# So I got this.



## spud (Apr 14, 2019)

My grass seems ok but this report looks pretty bad.

Any and all suggestion are welcome.

I've already put down 50#/k dolomitic lime.

This from last fall.


This if for the front yard the back yard is similar.


----------



## bmw (Aug 29, 2018)

Looks really good. I would incorporate a monthly liquid spray of micronutrients. Also, maybe a 15-0-15 fertilizer because your potassium is so low and emerald zoysia doesn't require high doses of N.

Curious, do you like your 25" Cal Trimmer? Debating on eventually getting one but my yard may be too bumpy and sloped.


----------



## g-man (Jun 15, 2017)

@spud This shows that you can have a nice yard without ideal soil conditions.

Your pH is low, so it needs lime. They calculated 105lb/ksqft. The 50lb of dolmitic is good. I think your next lime application should be calcitic to avoid getting the Mg too high.

Phosphorous is really low (deficient). Can you source Triple Superphospahte (TSP 0-45-0)? If so, then it goes down at 2lb/ksqft monthly.

Potassium is low too (deficient). The best product is Sulfate of Potash (SOP) 0-0-50, but it can be hard to find. It goes down at 2lb/ksqft.

Your iron is lower than your Mn, and that could lead to some yellow looking lawn. Since your pH is low, you can use any iron source. Ironite might be a cheap option.

I dont think you need anything else.


----------



## spud (Apr 14, 2019)

I put down 1.8#/k SOP just a few months ago(half a bag).

Guess I'll put out the rest, and get some TSP.

Should I wait until green-up or do it now?

I plan on using a 13-13-13 fert this year.

I like my mower just did a couple of mods last month see the Caltrimmer page.


----------



## g-man (Jun 15, 2017)

You can apply it as long as your soil is not frozen.

If you use 13-13-13, then skip the SOP /TSP those applications. The main benefit of the SOP/TSP is that it allows you to continue to ammend the soil without feeding more Nitrogen.

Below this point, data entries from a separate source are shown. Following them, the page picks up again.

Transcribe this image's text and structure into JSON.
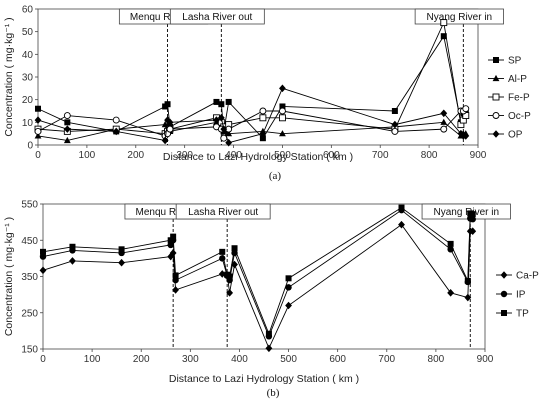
{
  "chart_data": [
    {
      "type": "line",
      "panel_label": "(a)",
      "xlabel": "Distance to Lazi Hydrology Station ( km )",
      "ylabel": "Concentration ( mg·kg⁻¹ )",
      "xlim": [
        0,
        900
      ],
      "ylim": [
        0,
        60
      ],
      "xticks": [
        0,
        100,
        200,
        300,
        400,
        500,
        600,
        700,
        800,
        900
      ],
      "yticks": [
        0,
        10,
        20,
        30,
        40,
        50,
        60
      ],
      "annotations": [
        {
          "label": "Menqu River in",
          "x": 265
        },
        {
          "label": "Lasha River out",
          "x": 375
        },
        {
          "label": "Nyang River in",
          "x": 870
        }
      ],
      "legend_position": "right",
      "series": [
        {
          "name": "SP",
          "marker": "square-filled",
          "x": [
            0,
            60,
            160,
            260,
            265,
            270,
            365,
            375,
            380,
            390,
            460,
            500,
            730,
            830,
            865,
            870,
            875
          ],
          "y": [
            16,
            10,
            6,
            17,
            18,
            8,
            19,
            18,
            6,
            19,
            3,
            17,
            15,
            48,
            10,
            14,
            15
          ]
        },
        {
          "name": "Al-P",
          "marker": "triangle-filled",
          "x": [
            0,
            60,
            160,
            260,
            265,
            270,
            365,
            375,
            380,
            390,
            460,
            500,
            730,
            830,
            865,
            870,
            875
          ],
          "y": [
            4,
            2,
            7,
            9,
            8,
            6,
            10,
            8,
            6,
            5,
            6,
            5,
            8,
            10,
            4,
            5,
            5
          ]
        },
        {
          "name": "Fe-P",
          "marker": "square-open",
          "x": [
            0,
            60,
            160,
            260,
            265,
            270,
            365,
            375,
            380,
            390,
            460,
            500,
            730,
            830,
            865,
            870,
            875
          ],
          "y": [
            7,
            6,
            7,
            5,
            6,
            7,
            12,
            10,
            8,
            9,
            12,
            12,
            7,
            54,
            9,
            11,
            13
          ]
        },
        {
          "name": "Oc-P",
          "marker": "circle-open",
          "x": [
            0,
            60,
            160,
            260,
            265,
            270,
            365,
            375,
            380,
            390,
            460,
            500,
            730,
            830,
            865,
            870,
            875
          ],
          "y": [
            6,
            13,
            11,
            4,
            5,
            7,
            8,
            7,
            3,
            7,
            15,
            15,
            6,
            7,
            15,
            15,
            16
          ]
        },
        {
          "name": "OP",
          "marker": "diamond-filled",
          "x": [
            0,
            60,
            160,
            260,
            265,
            270,
            365,
            375,
            380,
            390,
            460,
            500,
            730,
            830,
            865,
            870,
            875
          ],
          "y": [
            11,
            7,
            6,
            2,
            11,
            10,
            11,
            12,
            7,
            1,
            5,
            25,
            9,
            14,
            5,
            4,
            4
          ]
        }
      ]
    },
    {
      "type": "line",
      "panel_label": "(b)",
      "xlabel": "Distance to Lazi Hydrology Station ( km )",
      "ylabel": "Concentration ( mg·kg⁻¹ )",
      "xlim": [
        0,
        900
      ],
      "ylim": [
        150,
        550
      ],
      "xticks": [
        0,
        100,
        200,
        300,
        400,
        500,
        600,
        700,
        800,
        900
      ],
      "yticks": [
        150,
        250,
        350,
        450,
        550
      ],
      "annotations": [
        {
          "label": "Menqu River in",
          "x": 265
        },
        {
          "label": "Lasha River out",
          "x": 375
        },
        {
          "label": "Nyang River in",
          "x": 870
        }
      ],
      "legend_position": "right",
      "series": [
        {
          "name": "Ca-P",
          "marker": "diamond-filled",
          "x": [
            0,
            60,
            160,
            260,
            265,
            270,
            365,
            375,
            380,
            390,
            460,
            500,
            730,
            830,
            865,
            870,
            875
          ],
          "y": [
            367,
            393,
            388,
            405,
            415,
            313,
            357,
            355,
            305,
            383,
            152,
            270,
            493,
            305,
            292,
            475,
            475
          ]
        },
        {
          "name": "IP",
          "marker": "circle-filled",
          "x": [
            0,
            60,
            160,
            260,
            265,
            270,
            365,
            375,
            380,
            390,
            460,
            500,
            730,
            830,
            865,
            870,
            875
          ],
          "y": [
            405,
            422,
            415,
            437,
            450,
            340,
            400,
            352,
            340,
            415,
            185,
            320,
            533,
            425,
            335,
            510,
            508
          ]
        },
        {
          "name": "TP",
          "marker": "square-filled",
          "x": [
            0,
            60,
            160,
            260,
            265,
            270,
            365,
            375,
            380,
            390,
            460,
            500,
            730,
            830,
            865,
            870,
            875
          ],
          "y": [
            418,
            432,
            425,
            450,
            460,
            353,
            418,
            355,
            350,
            428,
            192,
            345,
            540,
            440,
            338,
            524,
            522
          ]
        }
      ]
    }
  ]
}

I think Zoysia doesn't like a lot of N.


----------



## adgattoni (Oct 3, 2017)

Since your nitrogen recommendation is equal to your potassium recommendation, a total of 38lb of 13-13-13 per 1ksqft over the course of the season will get you to their targets for potassium without applying too much nitrogen. About 7.5lb fertilizer per 1ksqft (~1lb N/1ksqft) per month from May - September would do the trick. You'll go above the phos recommendation but I doubt it will reach a harmful level.


----------



## spud (Apr 14, 2019)

adgattoni said:


> Since your nitrogen recommendation is equal to your potassium recommendation, a total of 38lb of 13-13-13 per 1ksqft over the course of the season will get you to their targets for potassium without applying too much nitrogen. About 7.5lb fertilizer per 1ksqft (~1lb N/1ksqft) per month from May - September would do the trick. You'll go above the phos recommendation but I doubt it will reach a harmful level.


Excellent and cheap idea!


----------



## spud (Apr 14, 2019)

Oh and Regal has a 0-20-20. Maybe I'll get that to keep the N down...


----------



## adgattoni (Oct 3, 2017)

spud said:


> Oh and Regal has a 0-20-20. Maybe I'll get that to keep the N down...


If you want to get precise and minimize nitrogen:

3x 50lb bags of 18-24-12 starter fert over 13k square feet would be 2lb of nitrogen, 2.8lb of phosphorous, and 1.4lb of potassium per 1ksqft. 2x 50lb bags of 0-0-50 SOP on top of that would put you at 5.2lb potassium total per 1ksqft.

Based on Ewing/Lowe's prices:


----------



## spud (Apr 14, 2019)

adgattoni said:


> spud said:
> 
> 
> > Oh and Regal has a 0-20-20. Maybe I'll get that to keep the N down...
> ...


Dang adgattoni !

That's awesome and detailed! I'll definitely use that.

Thank you.


----------



## brianuab (Jun 6, 2018)

@spud where do you purchase the Regal product from ?


----------



## spud (Apr 14, 2019)

I've not purchased anything yet but they have a storefront in Alpharetta GA.


----------